Sunday, March 22, 2009

Haiku alert and Thoughts on a sunshiney day At a lakeside park

Had a job I liked.
"Each person their book, each book
Its person" was good.

Changes certainly arrive
Clouding my spring with shadows.
I number my days.

The March lamb watches
As I wander the lakeshore.
She doesn't know my grief.

I warned of haiku.
The warm sun heats poetry
In the changes' midst.

Seeking open jobs.
God gives growth outside of my
Comfortable past.

Rippling waves roll in
And draw my mind to vision.
Pachomius calls.

Old dreams return in
The vacuum of my purpose.
Is this an exit?

Don't say I didn't give warning. Weather forecasts I saw during the week called for rain, clouds, and chilly temps. yesterday. I ran into Trinity in the morning to use the computers and get some job search books, planning to go home and clean my desk in the afternoon. Instead I ended up at Independence Grove in Libertyville walking around the lake meditating on scripture, my new life situation, and composing haiku.

One of my goals for the first two weeks after my black Friday was to spend time examining myself and listening to God for direction. I didn't want to leap at library jobs without some sense of confirmation that that's where I should be. My first haiku draws on Indian library theorist S.R. Ranganathan's 2nd and 3rd law of library science. The first is, "Books are for use." The second is, "Every reader his (or her) book" The third, "Every book its reader." I am personally committed to the idea that reading, and by extension any encounter with media, is [potentially] transformative. There are people walking about whose lives could be changed by an encounter with the right book. One of the joys of working in a library was knowing that I was contributing to that process. I was recommending resources for the library to purchase and trying to make those resources discoverable in our catalog in such a way that once found the reader could be linked to other resources that were related in some way. Not always on, say, a Tuesday afternoon, but whenever I stepped back out of the workflow and thought about what I was attempting to do, I took great satisfaction in being part of that process. Even moreso when I was a direct part of helping someone find what they were looking for, or what they could have been looking for had they known it existed. To zoom out yet another level, the thing that we encounter in the books, the music, the movies that changes and the encounters we seek through those means are tastes of the true encounter with God and at Trinity I was a part of facilitating that encounter as well. I want to continue to be part of those encounters, even if it means taking time away from the library work to get a library degree or if it means moving from the secondary to the primary encounters.

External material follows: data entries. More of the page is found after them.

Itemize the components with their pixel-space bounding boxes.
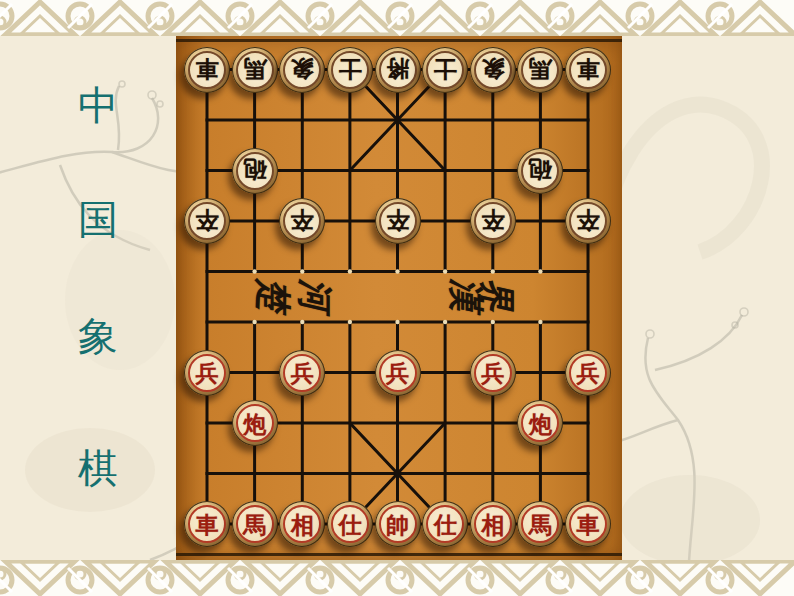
red-elephant-glyph: 相 xyxy=(291,513,314,536)
piece-red-cannon[interactable]: 炮 xyxy=(232,400,278,446)
black-horse-glyph: 馬 xyxy=(529,58,552,81)
red-horse-glyph: 馬 xyxy=(529,513,552,536)
river-label-han-2: 界 xyxy=(473,279,521,311)
piece-red-chariot[interactable]: 車 xyxy=(565,501,611,547)
black-chariot-glyph: 車 xyxy=(196,58,219,81)
red-general-glyph: 帥 xyxy=(386,513,409,536)
piece-red-elephant[interactable]: 相 xyxy=(470,501,516,547)
piece-black-soldier[interactable]: 卒 xyxy=(565,198,611,244)
piece-red-soldier[interactable]: 兵 xyxy=(470,350,516,396)
piece-red-advisor[interactable]: 仕 xyxy=(327,501,373,547)
piece-black-soldier[interactable]: 卒 xyxy=(470,198,516,244)
piece-black-general[interactable]: 將 xyxy=(375,47,421,93)
black-soldier-glyph: 卒 xyxy=(196,210,219,233)
piece-black-elephant[interactable]: 象 xyxy=(279,47,325,93)
piece-black-cannon[interactable]: 砲 xyxy=(232,148,278,194)
red-chariot-glyph: 車 xyxy=(577,513,600,536)
piece-black-soldier[interactable]: 卒 xyxy=(279,198,325,244)
slide-title-char-1: 中 xyxy=(77,84,119,126)
black-soldier-glyph: 卒 xyxy=(577,210,600,233)
piece-red-soldier[interactable]: 兵 xyxy=(184,350,230,396)
red-soldier-glyph: 兵 xyxy=(481,361,504,384)
xiangqi-board[interactable]: 楚 河 漢 界 車馬象士將士象馬車砲砲卒卒卒卒卒兵兵兵兵兵炮炮車馬相仕帥仕相馬車 xyxy=(176,36,622,560)
black-general-glyph: 將 xyxy=(386,58,409,81)
black-cannon-glyph: 砲 xyxy=(243,159,266,182)
red-horse-glyph: 馬 xyxy=(243,513,266,536)
black-soldier-glyph: 卒 xyxy=(386,210,409,233)
slide: 中 国 象 棋 xyxy=(0,0,794,596)
piece-black-cannon[interactable]: 砲 xyxy=(517,148,563,194)
red-soldier-glyph: 兵 xyxy=(291,361,314,384)
piece-red-general[interactable]: 帥 xyxy=(375,501,421,547)
piece-black-chariot[interactable]: 車 xyxy=(184,47,230,93)
black-chariot-glyph: 車 xyxy=(577,58,600,81)
piece-red-cannon[interactable]: 炮 xyxy=(517,400,563,446)
piece-black-horse[interactable]: 馬 xyxy=(232,47,278,93)
red-soldier-glyph: 兵 xyxy=(386,361,409,384)
piece-red-soldier[interactable]: 兵 xyxy=(565,350,611,396)
decorative-border-top xyxy=(0,0,794,36)
black-elephant-glyph: 象 xyxy=(291,58,314,81)
river-label-chu-2: 河 xyxy=(291,279,339,311)
piece-red-soldier[interactable]: 兵 xyxy=(375,350,421,396)
piece-black-advisor[interactable]: 士 xyxy=(422,47,468,93)
black-elephant-glyph: 象 xyxy=(481,58,504,81)
piece-red-horse[interactable]: 馬 xyxy=(517,501,563,547)
piece-black-elephant[interactable]: 象 xyxy=(470,47,516,93)
piece-red-advisor[interactable]: 仕 xyxy=(422,501,468,547)
black-cannon-glyph: 砲 xyxy=(529,159,552,182)
piece-black-horse[interactable]: 馬 xyxy=(517,47,563,93)
piece-red-elephant[interactable]: 相 xyxy=(279,501,325,547)
slide-title-char-2: 国 xyxy=(77,198,119,240)
black-soldier-glyph: 卒 xyxy=(481,210,504,233)
black-soldier-glyph: 卒 xyxy=(291,210,314,233)
piece-black-chariot[interactable]: 車 xyxy=(565,47,611,93)
decorative-border-bottom xyxy=(0,560,794,596)
red-cannon-glyph: 炮 xyxy=(529,412,552,435)
pieces-layer: 車馬象士將士象馬車砲砲卒卒卒卒卒兵兵兵兵兵炮炮車馬相仕帥仕相馬車 xyxy=(176,36,622,560)
piece-black-advisor[interactable]: 士 xyxy=(327,47,373,93)
black-advisor-glyph: 士 xyxy=(338,58,361,81)
red-chariot-glyph: 車 xyxy=(196,513,219,536)
red-soldier-glyph: 兵 xyxy=(196,361,219,384)
black-horse-glyph: 馬 xyxy=(243,58,266,81)
red-elephant-glyph: 相 xyxy=(481,513,504,536)
black-advisor-glyph: 士 xyxy=(434,58,457,81)
piece-black-soldier[interactable]: 卒 xyxy=(184,198,230,244)
red-cannon-glyph: 炮 xyxy=(243,412,266,435)
piece-red-chariot[interactable]: 車 xyxy=(184,501,230,547)
piece-red-soldier[interactable]: 兵 xyxy=(279,350,325,396)
red-advisor-glyph: 仕 xyxy=(434,513,457,536)
red-advisor-glyph: 仕 xyxy=(338,513,361,536)
piece-black-soldier[interactable]: 卒 xyxy=(375,198,421,244)
piece-red-horse[interactable]: 馬 xyxy=(232,501,278,547)
slide-title-char-4: 棋 xyxy=(77,447,119,489)
red-soldier-glyph: 兵 xyxy=(577,361,600,384)
slide-title-char-3: 象 xyxy=(77,315,119,357)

Another thing that struck me on my walk was the return of an old dream. For a long time I've wanted to thought about forming a semi-monastic community that would host a retreat for pastors and lay people. I sat on the shore of the lake and watch the wind blow in little waves and thought how I'd love to have a big house or a couple of houses on a lake shore where people could come for rest and prayer when they were weary. In some of the fuller pictures in my mind there would be a community like a Bruderhof that lived and worshipped there with whom the visitors could join in worship and for meals or not, as they preferred. Maybe we would live together but work in a nearby town or towns. It's never been a developed vision in my mind but it came in strong on Saturday afternoon. I'd like the community to be self-sustaining so that it wouldn't have to raise support or charge fees from visitors, though it would accept voluntary donations if people felt so led. Obviously such a place would have a nice library.

Just some of my thoughts from Saturday. The main thing I know about my situation is that there are opportunities here now, or on their way, that I would never have seen if I was still cloistered beneath Aragorn and the Argonath cataloging DVDs.

4 comments:

Tooz said...

Curiosity--who is Pachomius?

Everett said...

The earliest Christian monastics were men who went out into the deserts or mountains to live as hermits. Pachomius was an ex-soldier in 4th century Egypt who went out to become a hermit but eventually realized that it was healthier to live in community. He gathered some other hermits around him and developed a rule for community life. Consequently he's the founder of cenobitic (community-based) monasticism.

Lydia said...

I'm allergic to that much haiku...

Wish we could've gotten to come to Kentucky to visit while you were there. Mom had tons of fun apparently because she talked about it LOTS AND LOTS.

Jenn-Jenn, the Mother Hen said...

*knock, knock, knock*

Hear that? That's me knocking on your computer monitor from the inside. I miss reading what's going on, and hearing how you're doing with everything. I'm requesting a post, even if it only consists of the words "yes, I am still alive."